Often there was a single government decision which started the process.
But the real benefit of the ‘reform’ was the process that followed on from that initial decision.
Cutting tariffs might have fired the starter’s gun, but it was then down to the private sector to take the thousands of decentralised decisions to improve domestic efficiency in the face of greater import competition.
Health reform is also an ongoing process, but this time it is often government, and the various parts of a publicly owned, funded and regulated system that have to take those thousands of decentralised steps.
So government is much more part of the journey – the implementation – than was the case with past reforms.
And frankly, government isn’t always that nimble.

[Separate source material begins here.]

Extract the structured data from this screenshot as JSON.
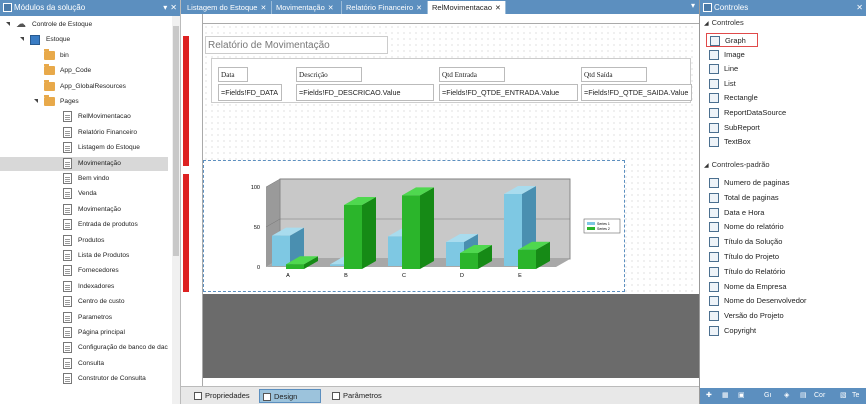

So we need something akin to public sector entrepreneurship.
Still, there can be catalysts – or spurs to action, and as is so often the case, data is a good starting point.

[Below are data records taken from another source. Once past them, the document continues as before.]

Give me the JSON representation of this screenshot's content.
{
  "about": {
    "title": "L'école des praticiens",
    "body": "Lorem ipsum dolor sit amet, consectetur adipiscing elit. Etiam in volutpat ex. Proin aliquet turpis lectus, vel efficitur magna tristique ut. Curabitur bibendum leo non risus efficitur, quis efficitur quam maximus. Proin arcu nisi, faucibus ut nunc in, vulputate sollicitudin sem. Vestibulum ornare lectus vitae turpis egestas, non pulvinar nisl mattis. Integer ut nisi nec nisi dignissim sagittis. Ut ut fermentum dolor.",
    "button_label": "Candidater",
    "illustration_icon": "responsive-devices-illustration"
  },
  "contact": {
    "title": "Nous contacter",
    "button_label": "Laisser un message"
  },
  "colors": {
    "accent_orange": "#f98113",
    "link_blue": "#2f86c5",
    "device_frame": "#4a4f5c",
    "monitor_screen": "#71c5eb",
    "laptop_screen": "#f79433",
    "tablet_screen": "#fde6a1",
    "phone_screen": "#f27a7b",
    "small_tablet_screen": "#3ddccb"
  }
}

It’s notable that PREMs and PROMs, or an investment approach, e-health, and the use of artificial intelligence (AI) or data analytics all require that common resource — data — as well as complementary information technologies.

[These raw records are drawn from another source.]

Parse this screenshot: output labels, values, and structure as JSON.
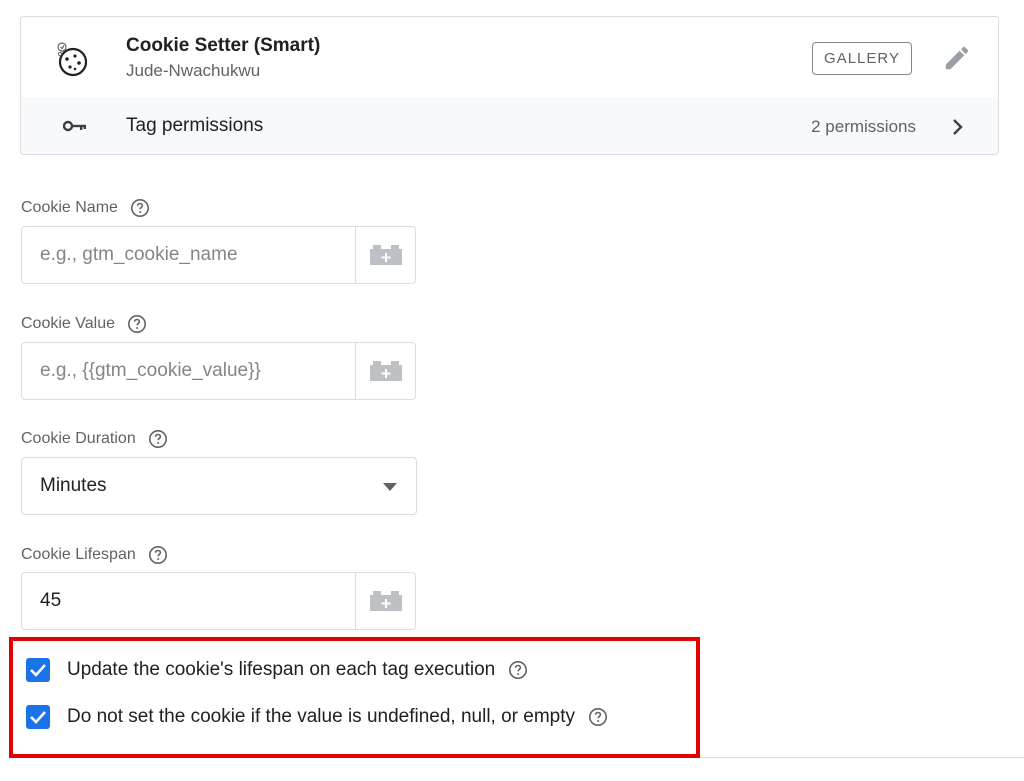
{
  "tag": {
    "title": "Cookie Setter (Smart)",
    "author": "Jude-Nwachukwu",
    "gallery_label": "GALLERY",
    "icon": "cookie-icon",
    "edit_icon": "pencil-icon"
  },
  "permissions": {
    "label": "Tag permissions",
    "count": "2 permissions",
    "icon": "key-icon"
  },
  "fields": {
    "cookie_name": {
      "label": "Cookie Name",
      "value": "",
      "placeholder": "e.g., gtm_cookie_name"
    },
    "cookie_value": {
      "label": "Cookie Value",
      "value": "",
      "placeholder": "e.g., {{gtm_cookie_value}}"
    },
    "cookie_duration": {
      "label": "Cookie Duration",
      "selected": "Minutes"
    },
    "cookie_lifespan": {
      "label": "Cookie Lifespan",
      "value": "45",
      "placeholder": ""
    }
  },
  "checkboxes": [
    {
      "label": "Update the cookie's lifespan on each tag execution",
      "checked": true
    },
    {
      "label": "Do not set the cookie if the value is undefined, null, or empty",
      "checked": true
    }
  ],
  "colors": {
    "accent": "#1a73e8",
    "highlight": "#e30000"
  }
}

Unfortunately the use of information technology and transmission of information can fall well short.
Hospitals often still rely on paper, and while moving to a ‘Digital Hospital’ for clinical information is an obvious direction, implementing new complex systems has proven hard and costly.
Even something as simple as a high quality hospital discharge summary has proven hard to attain.
Our immediate imperative is not so much more data (aside from PREMs and PROMs) as more sharing and making better use of what is there, ensuring compatibility of systems and creating confidence by the public that privacy can be preserved.
And lastly, I wanted to give you one final, left field reflection.
It would be good to consider how private health insurance (PHI) fits into the picture.
We know that PHI has some challenges, both from demographics and from health price inflation.
But one of the things our insurers have made some progress on is innovative efforts to reduce hospitalisations through preventative programs.
Sadly the existing risk equalisation arrangements dull the incentive for insurers to perform this role more broadly.
But this could be overcome with careful policy design.
And going back to my earlier point that neither GPs nor LHNs have an incentive to prevent hospitalisations, I just note that insurers in general do, given they pay a portion of the bill for most episodes in private hospitals (and increasingly in public hospitals).
This is not a call for managed competition. The Productivity Commission looked at this in Shifting the Dial and concluded it was too big, disruptive and risky a change, for very unclear benefits.
But we should think hard about PHI, its policy settings and the private health sector more generally not least because it could play a greater role as part of a more integrated, patient centred system.
As I said at the outset, when it comes to building a more value-based system, the intellectual case is strong, and has many adherents.
The issue is overcoming inertia and building momentum.
Despite having pointed out what I see as some of the shortcomings of our current system, I am instinctively an optimist and as I said at the beginning, there are significant signs of progress, not least of which is the 2017 blueprint and today’s Refresh Roundtable.
I look forward to your deliberations.